Key provisions — doulas (Illinois Public Aid Code, new Sections 5‑18.6 & 5‑18.7)
- Hospitals with obstetric beds and birthing centers must adopt written policies permitting a Medicaid‑enrolled, Illinois‑certified doula chosen by the patient to accompany the patient on facility premises for support before, during, and after labor and during the postpartum stay.
- A Medicaid‑certified/enrolled doula shall be considered part of the patient’s care team and shall not count against any “support person” or guest quota.
- Facilities must: provide written copies of these policies to maternity patients and maternity providers (and upon request); post a summary on their websites; and designate a staff liaison to communicate with Medicaid doulas/doula organizations.
- At a facility’s request, doulas must provide written proof/acknowledgment of their Illinois Medicaid certification/enrollment.
- The Departments of Healthcare & Family Services and Public Health may issue “standing recommendations” to meet CMS requirements and expand access to Medicaid‑covered maternal and reproductive supports (doulas, lactation consultants, home visitors, community health workers, 1115 waiver services). Employees issuing such recommendations are shielded from disciplinary, civil, or criminal liability for those actions under the bill’s language.

Key provisions — Certified Family Health Aide Program (House/Senate amendments / Article 2)
- Establishes a “certified family health aide” (18+; specified familial or designated caregiver relationships) qualification for caregivers who provide or assist with in‑home shift nursing services eligible under:
- EPSDT (42 U.S.C. 1396d(r)) and/or
- Section 1915(c) home & community‑based services waivers for medically fragile, technology‑dependent persons.
- Defines allowable services/capabilities to include (by example): medication administration, enteral care/therapy, and other nursing support tasks as set by rule.
- Requires the Department of Public Health (in partnership with HFS) to create certification pathways, documentation standards (including initial training by licensed hospitals, children’s centers, or home nursing agencies), and to promulgate implementing rules (e.g., background checks, scope-of-practice, utilization controls).
- Reimbursement eligibility tied to meeting certification requirements and relevant Public Aid Code provisions (Section 5‑2.06b referenced).

Who is affected
- Medicaid‑enrolled pregnant/postpartum patients and their chosen doulas.
- Hospitals and birthing centers operating in Illinois (must adopt policies, designate liaisons, post information).
- Medicaid‑certified doulas and doula organizations (credentialing, facility coordination).
- Family caregivers of Medicaid clients who are medically fragile or technology dependent (new certification and potential reimbursement pathway).
- Illinois Department of Public Health and Department of Healthcare & Family Services (rulemaking, standing recommendations, program implementation).
- Potential fiscal effects on Medicaid (expanded covered providers/services, reimbursement), though the text supplied does not include cost estimates.

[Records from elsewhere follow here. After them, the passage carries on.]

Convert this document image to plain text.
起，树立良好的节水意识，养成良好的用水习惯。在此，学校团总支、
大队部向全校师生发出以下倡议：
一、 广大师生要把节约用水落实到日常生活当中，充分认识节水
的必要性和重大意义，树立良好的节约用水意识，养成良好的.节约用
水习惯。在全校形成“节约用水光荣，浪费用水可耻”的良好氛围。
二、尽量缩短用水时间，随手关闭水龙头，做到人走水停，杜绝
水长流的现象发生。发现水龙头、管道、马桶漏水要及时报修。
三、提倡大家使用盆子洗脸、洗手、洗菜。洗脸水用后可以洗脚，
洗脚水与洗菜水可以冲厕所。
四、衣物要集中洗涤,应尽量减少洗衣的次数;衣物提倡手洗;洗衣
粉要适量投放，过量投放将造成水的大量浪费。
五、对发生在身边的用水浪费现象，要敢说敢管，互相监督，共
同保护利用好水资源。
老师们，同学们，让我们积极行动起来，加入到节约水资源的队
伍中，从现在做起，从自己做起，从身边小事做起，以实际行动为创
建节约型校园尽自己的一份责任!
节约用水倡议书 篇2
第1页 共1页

Procedural/timeline aspects and status
- The legislative history included in the file shows an extensive amendment and concurrence process with House and Senate amendments, and actions dated through June 2025.
- The file lists the measure as enacted as Public Act 104‑0009 with effective date(s) noted: June 16, 2025 (some provisions) and January 1, 2026 (other provisions). However, your metadata also listed "Died In Committee" — another inconsistency. Based on the provided legislative actions and the “Public Act” file, the bill text here appears to have been enacted. Please verify official state legislative records if you need definitive current status.

Recommendation
- If you intended a summary of a deepfake legislation, provide the correct SB number or the bill text. If this doula / family health aide content is what you need summarized for policy analysis or stakeholder briefing, indicate whether you want an expanded analysis of fiscal impact, implementation challenges, or comparisons to existing Medicaid policy.

Compiled from official sources — confirm details with the bill’s official record.